How to negotiate difficult work conversations like a Buyer
Do you avoid having uncomfortable conversations at work? The majority of people do and more often than not it’s because of the fear of the unknown.
I have experienced many difficult conversations throughout my career, whether it was during a negotiation for a multi million £ contract with a huge organisation or while legally representing myself during my employment tribunal, many of the same feelings came up… fear, anxiety, discomfort.
Here I will share some of the lessons I’ve learnt along the way to help you take control of your conversations at work.
Be brave and take the first step to arrange the conversation. Ask for a suitable date and time with the relevant person and book a meeting in a place where your co-workers can’t hear what you are talking about.
Ahead of the meeting do lots of preparation. Make notes as and when you think of what it is you want to discuss. Take time to write up your notes before the meeting and sort them into the order you want the conversation to flow, this will make it clear that you are organised and serious.
Familiarise yourself with the relevant internal documents to understand your organisations processes and policies for example Flexible working policy, Grievance process. If the policies and processes aren’t easy to access check the ACAS website as they explain the legal requirements that employers have got to comply with.
Anticipate any resistance or challenge from your organisation. Prepare solutions or reasons why their concerns are not an issue. Have examples ready to discuss.
During the meeting remember to take your time; don’t rush your words and focus on your breathing to help you remain calm. Allow silence to happen, don’t feel the need to keep talking, take a sip of water if it prevents you from talking too much.
Refer back to your preparation notes in order to keep the conversation structured and ensure everything you want to discuss is covered off. Use words carefully and consider your language for example rather than saying “I can’t do this” say if “I do X then Y will not be done”.
Clearly articulate your needs and why they are important; if you don’t tell your organisation how will they know. Organisations are not mind readers they need to be told what you need from them especially if your circumstances have changed because of a significant event like pregnancy, birth, adoption, illness. Explain how the organisation is able to meet your needs and highlight the benefits for all involved i.e. you, the organisation, your manager, your team. Be clear and specific at all times.
Take detailed notes during the meeting.
Consider whether it might help to have a reliable person to act as a witness and attend the meeting with you for moral support or as a note taker. After the meeting you’ll be able to check back that you have remembered things correctly and they might also be able to offer useful and constructive advice.
Throughout the meeting manage your emotions, focus on facts rather than the other persons opinion and or response. Don’t be intimidated by the seniority of the other person. Ask questions, find out answers to anything you are not clear about, you should not be expected to have all the answers.
Don’t commit or agree to anything or provide final answers until you’ve had time to reflect after the meeting.

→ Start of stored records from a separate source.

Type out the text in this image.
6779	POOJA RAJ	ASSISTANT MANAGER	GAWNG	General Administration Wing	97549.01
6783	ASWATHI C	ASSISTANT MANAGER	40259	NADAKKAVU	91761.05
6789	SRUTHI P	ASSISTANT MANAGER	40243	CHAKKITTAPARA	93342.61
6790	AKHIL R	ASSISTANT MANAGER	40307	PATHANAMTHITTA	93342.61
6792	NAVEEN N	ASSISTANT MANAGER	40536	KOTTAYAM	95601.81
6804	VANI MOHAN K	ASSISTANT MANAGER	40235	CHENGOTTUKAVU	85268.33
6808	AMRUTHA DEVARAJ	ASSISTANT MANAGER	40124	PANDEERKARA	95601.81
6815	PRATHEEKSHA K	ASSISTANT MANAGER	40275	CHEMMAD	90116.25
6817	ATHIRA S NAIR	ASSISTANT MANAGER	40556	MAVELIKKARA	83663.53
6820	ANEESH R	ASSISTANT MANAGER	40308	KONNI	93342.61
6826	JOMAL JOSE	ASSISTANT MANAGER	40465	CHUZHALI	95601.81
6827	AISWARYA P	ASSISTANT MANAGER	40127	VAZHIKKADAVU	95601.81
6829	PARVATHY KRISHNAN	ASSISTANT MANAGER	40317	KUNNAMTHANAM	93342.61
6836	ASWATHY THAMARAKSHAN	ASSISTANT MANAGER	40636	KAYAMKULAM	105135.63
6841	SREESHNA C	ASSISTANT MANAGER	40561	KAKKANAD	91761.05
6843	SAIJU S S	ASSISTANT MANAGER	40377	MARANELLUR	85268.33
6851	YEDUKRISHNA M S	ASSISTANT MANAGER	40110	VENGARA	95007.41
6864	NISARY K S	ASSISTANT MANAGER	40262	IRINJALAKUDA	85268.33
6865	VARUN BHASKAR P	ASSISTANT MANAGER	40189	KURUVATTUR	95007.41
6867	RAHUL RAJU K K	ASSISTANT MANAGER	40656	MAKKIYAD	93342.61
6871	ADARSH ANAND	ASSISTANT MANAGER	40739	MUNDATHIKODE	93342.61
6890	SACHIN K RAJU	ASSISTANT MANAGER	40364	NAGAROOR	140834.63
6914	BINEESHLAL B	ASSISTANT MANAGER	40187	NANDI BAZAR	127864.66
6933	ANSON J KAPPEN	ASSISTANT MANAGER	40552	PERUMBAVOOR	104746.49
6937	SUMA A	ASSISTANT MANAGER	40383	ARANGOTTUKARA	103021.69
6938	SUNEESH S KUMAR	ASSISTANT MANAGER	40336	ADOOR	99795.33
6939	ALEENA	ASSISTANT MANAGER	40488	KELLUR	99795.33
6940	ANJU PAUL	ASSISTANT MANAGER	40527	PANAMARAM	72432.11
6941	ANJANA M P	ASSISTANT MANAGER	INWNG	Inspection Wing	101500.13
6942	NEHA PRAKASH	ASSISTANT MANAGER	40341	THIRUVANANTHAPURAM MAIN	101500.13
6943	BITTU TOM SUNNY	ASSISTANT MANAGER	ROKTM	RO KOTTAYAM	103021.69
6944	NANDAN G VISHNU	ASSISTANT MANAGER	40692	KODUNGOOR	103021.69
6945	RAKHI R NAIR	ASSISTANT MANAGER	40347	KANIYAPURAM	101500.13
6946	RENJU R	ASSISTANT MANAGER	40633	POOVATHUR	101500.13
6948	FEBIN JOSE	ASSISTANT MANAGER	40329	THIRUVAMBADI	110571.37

Set out and agree clear timelines to achieve the desired outcome. Create calendar reminders for the deadlines that are agreed so that you don’t forget to follow up after the meeting.
Be clear in your own mind what your options are if an agreement cannot be found and you’ve compromised all that you can, you don’t have to follow through with the options and the options can change as the negotiation progresses but it’s psychologically important for you to know you have options.
Take time to reflect on the meeting, speak to your note taker if you had one. Summarise your meeting notes, include clear actions and deadlines. Following the meeting circulate meeting notes to the attendees to create a paper trail record.
Understand what the escalation steps are if the person you have the meeting with doesn’t go as planned.
Prepare to feel uncomfortable but remind yourself that you are more than capable of having difficult conversations. You are a valuable asset to the organisation, with skills that need to be retained, it costs a lot more to recruit than it does to retain people.
Often having transparent and planned conversations results in positive outcomes for all. It may feel strange compared to the conversations you usually have at work but taking a structured approach means there is less risk of ambiguity, frustration and resentment. Avoiding a discussion out of fear of being considered difficult and/or rocking the boat will not serve you in the long term.